Para muitos estudiosos, atualmente a vida dos jovens homens e mulheres nos canaviais paulistas se equipara às condições que viveram nossos ancestrais, no seu lado mais perverso, gerando novos empregos onde a movimentação interna da economia deve exportar 7 bilhões de dólares só com o etanol. Mas, obviamente, não se ouve falar em “participação nos lucros”!!! E, bem sabemos, parte desse montante de lucro não será repassado para os cortadores de cana. Nem tão pouco será destinado à implementação de políticas públicas para a população negra e pobre oriunda desses municípios dos rincões do Brasil que fornecem a mão de obra barata e desqualificada para “tecnologia de ponta”. Serão 7 bilhões de dólares; tudo conforme no tempo da escravidão oficial.
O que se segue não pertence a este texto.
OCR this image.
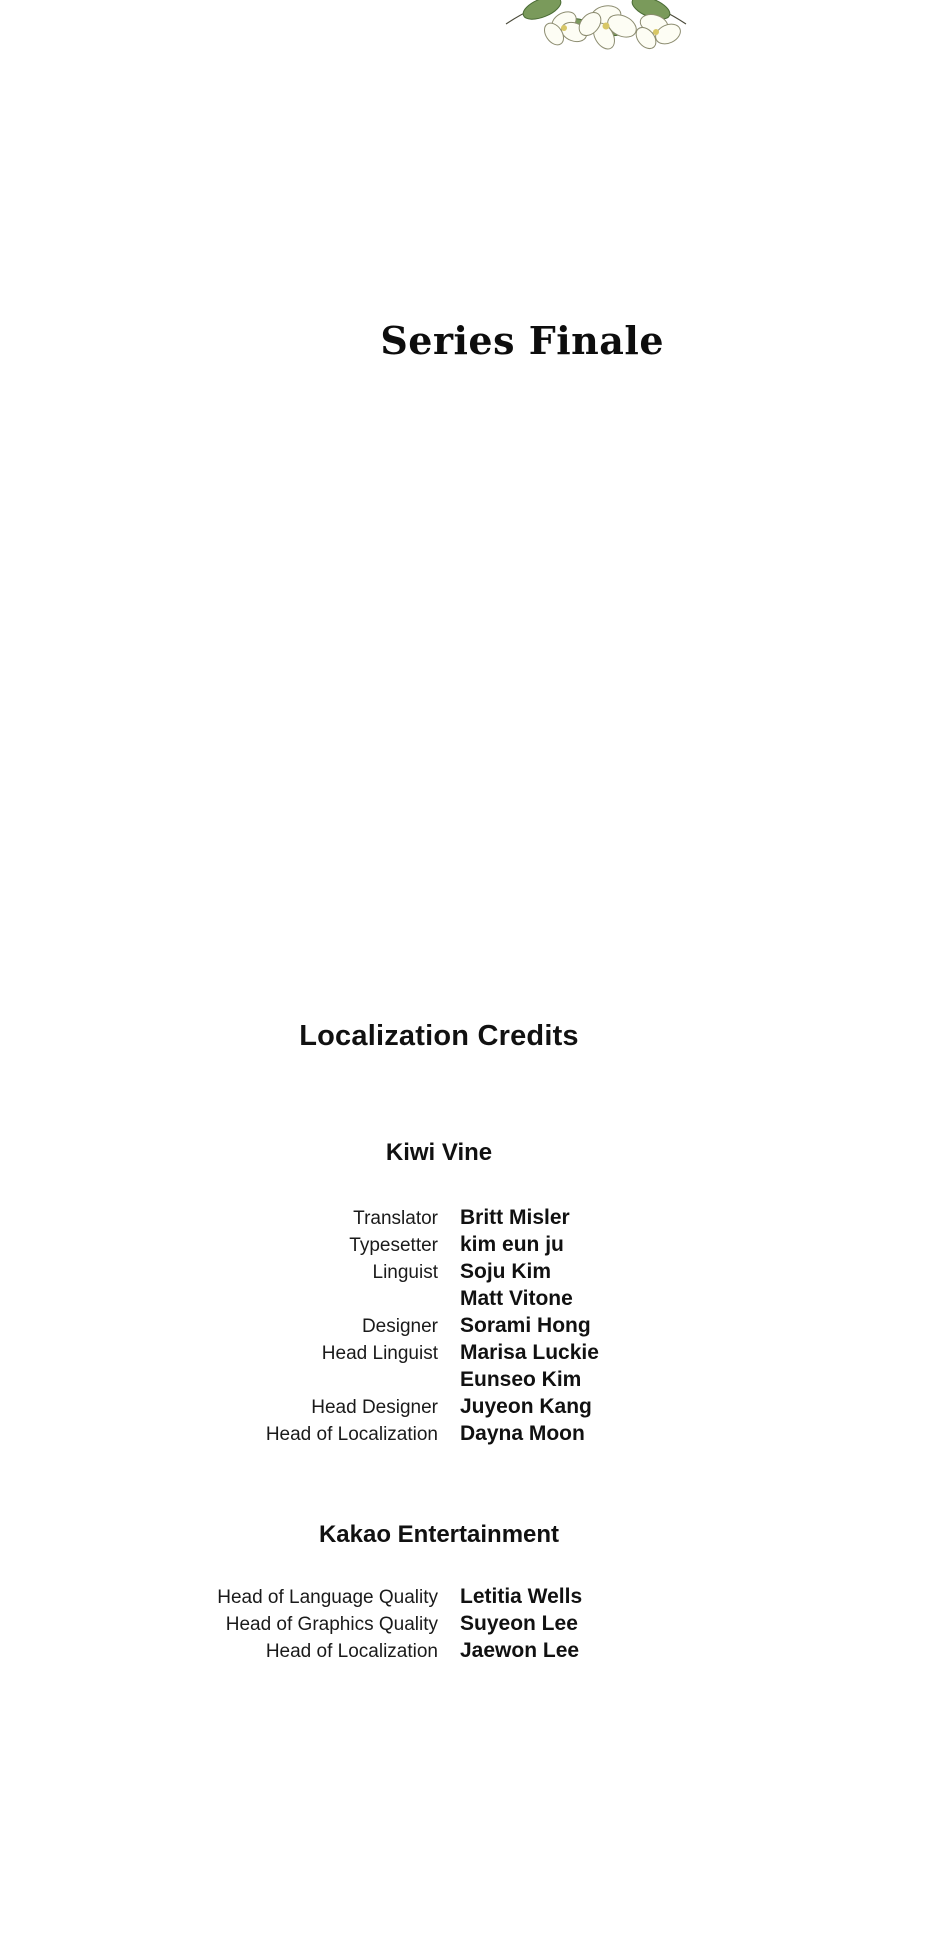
Series Finale
Localization Credits
Kiwi Vine
Translator	Britt Misler
Typesetter	kim eun ju
Linguist	Soju Kim
Matt Vitone
Designer	Sorami Hong
Head Linguist	Marisa Luckie
Eunseo Kim
Head Designer	Juyeon Kang
Head of Localization	Dayna Moon
Kakao Entertainment
Head of Language Quality	Letitia Wells
Head of Graphics Quality	Suyeon Lee
Head of Localization	Jaewon Lee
O super-esforço no trabalho do corte da cana tem levado à morte centenas de jovens, homens e mulheres, por exaustão! Tudo exatamente como há mais de 120 anos! Agora, os fazendeiros/ usineiros assustados com a repercussão das mortes dos “trabalhadores do corte da cana”, estão adotando “outras” formas de contratação (segundo a pesquisadora Maria Aparecida de Moraes Silva, professora e livre docente da UNESP). A busca de maior produtividade obriga os cortadores de cana de açúcar a colher até 15 toneladas de cana de açúcar por dia. Tal esforço físico, encurtando o tempo de vida dos trabalhadores, provoca a geração de mais empregos!!!
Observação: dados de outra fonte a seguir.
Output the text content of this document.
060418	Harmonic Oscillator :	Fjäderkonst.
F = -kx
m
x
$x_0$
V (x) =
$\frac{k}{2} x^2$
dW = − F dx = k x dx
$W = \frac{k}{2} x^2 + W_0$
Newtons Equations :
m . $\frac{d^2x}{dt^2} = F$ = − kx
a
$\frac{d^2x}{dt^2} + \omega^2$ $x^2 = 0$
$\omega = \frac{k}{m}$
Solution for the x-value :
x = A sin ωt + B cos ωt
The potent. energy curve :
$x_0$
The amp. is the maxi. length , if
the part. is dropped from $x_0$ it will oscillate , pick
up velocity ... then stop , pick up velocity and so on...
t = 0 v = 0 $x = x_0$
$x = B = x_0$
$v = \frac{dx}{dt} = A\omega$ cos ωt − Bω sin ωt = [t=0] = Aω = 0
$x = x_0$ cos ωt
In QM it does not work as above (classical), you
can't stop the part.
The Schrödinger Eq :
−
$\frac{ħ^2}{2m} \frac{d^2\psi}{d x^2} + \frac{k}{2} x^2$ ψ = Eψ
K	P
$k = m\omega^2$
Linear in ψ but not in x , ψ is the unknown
Na década de 1980 e 1990, o tempo que o trabalhador ficava nesse setor era de 15 anos. A partir do ano 2000, segundo o historiador Moraes Silva, a vida “útil” do trabalhador é de 12 anos. Com esse tempo, o “trabalhador começa a ter problemas sérios de câimbras, tendinite e fortes dores na coluna”.É possível imaginar um Brasil que em pleno século XXI vende aviões para os Estados Unidos da América e para outros países; que exporta tecnologia; inteligência de ponta na mecatrônica; que investe na mineralogia; com jovens vivendo nas mesmas condições que seus tetravôs, tataravôs, bisavôs, avôs? A vida dos imigrantes jovens cortadores de cana que vêm das regiões do interior do Piauí e do Maranhão não difere da situação de vida que viveram nossos ancestrais. Com isto se comprova que a após a abolição da escravatura nada mudou para a população negra. Segundo o historiador Jacob Gorender, o ciclo de vida útil dos escravos na agricultura era de 10 a 12 anos, em 1850; isto é, antes da proibição do tráfico de negros provenientes do continente africano.
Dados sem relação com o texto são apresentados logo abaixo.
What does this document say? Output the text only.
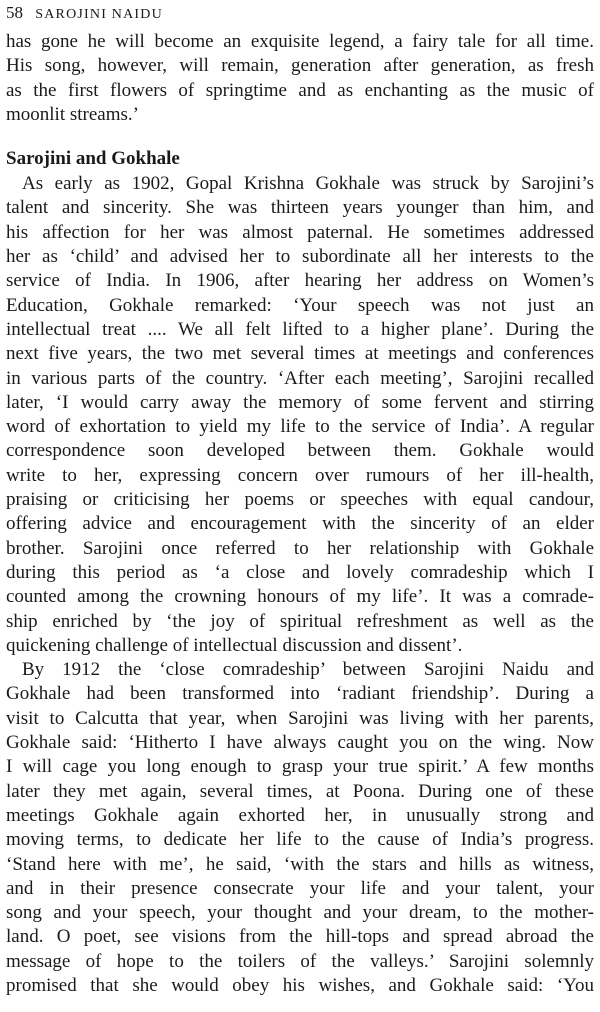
58 SAROJINI NAIDU

has gone he will become an exquisite legend, a fairy tale for all time.
His song, however, will remain, generation after generation, as fresh
as the first flowers of springtime and as enchanting as the music of
moonlit streams.’

Sarojini and Gokhale

As early as 1902, Gopal Krishna Gokhale was struck by Sarojini’s
talent and sincerity. She was thirteen years younger than him, and
his affection for her was almost paternal. He sometimes addressed
her as ‘child’ and advised her to subordinate all her interests to the
service of India. In 1906, after hearing her address on Women’s
Education, Gokhale remarked: ‘Your speech was not just an
intellectual treat .... We all felt lifted to a higher plane’. During the
next five years, the two met several times at meetings and conferences
in various parts of the country. ‘After each meeting’, Sarojini recalled
later, ‘I would carry away the memory of some fervent and stirring
word of exhortation to yield my life to the service of India’. A regular
correspondence soon developed between them. Gokhale would
write to her, expressing concern over rumours of her ill-health,
praising or criticising her poems or speeches with equal candour,
offering advice and encouragement with the sincerity of an elder
brother. Sarojini once referred to her relationship with Gokhale
during this period as ‘a close and lovely comradeship which I
counted among the crowning honours of my life’. It was a comrade-
ship enriched by ‘the joy of spiritual refreshment as well as the
quickening challenge of intellectual discussion and dissent’.

By 1912 the ‘close comradeship’ between Sarojini Naidu and
Gokhale had been transformed into ‘radiant friendship’. During a
visit to Calcutta that year, when Sarojini was living with her parents,
Gokhale said: ‘Hitherto I have always caught you on the wing. Now
I will cage you long enough to grasp your true spirit.’ A few months
later they met again, several times, at Poona. During one of these
meetings Gokhale again exhorted her, in unusually strong and
moving terms, to dedicate her life to the cause of India’s progress.
‘Stand here with me’, he said, ‘with the stars and hills as witness,
and in their presence consecrate your life and your talent, your
song and your speech, your thought and your dream, to the mother-
land. O poet, see visions from the hill-tops and spread abroad the
message of hope to the toilers of the valleys.’ Sarojini solemnly
promised that she would obey his wishes, and Gokhale said: ‘You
Segundo Maria Aparecida de Jesus Pino Camargo, um jovem trabalhador anda de 8 a 9 km a pé por dia para chegar ao canavial. Mesmo assim se tem obtido alguns avanços, quando existe a fiscalização do Ministério Publico do Trabalho que exige dos usineiros exames admissionais. Porém, também se sabe a respeito do uso de substâncias entorpecentes, como a cocaína e o crack, nas lavouras, para “dar pique”, além de assassinatos por dívidas pelo consumo da droga e, ainda, podendo ser presos e condenados por tráfico de drogas ou se enveredando pelo submundo do crime para sustentar o vício.
As condições de vida, em geral, são subumanas com alojamentos sem saneamento básico, luz, água potável; apenas uma cama “solteira”, um pequeno fogão, um aparelho de TV e, muitas vezes pagando aluguel de R$ 120,00 por mês contra um “salário” de R$ 500,00.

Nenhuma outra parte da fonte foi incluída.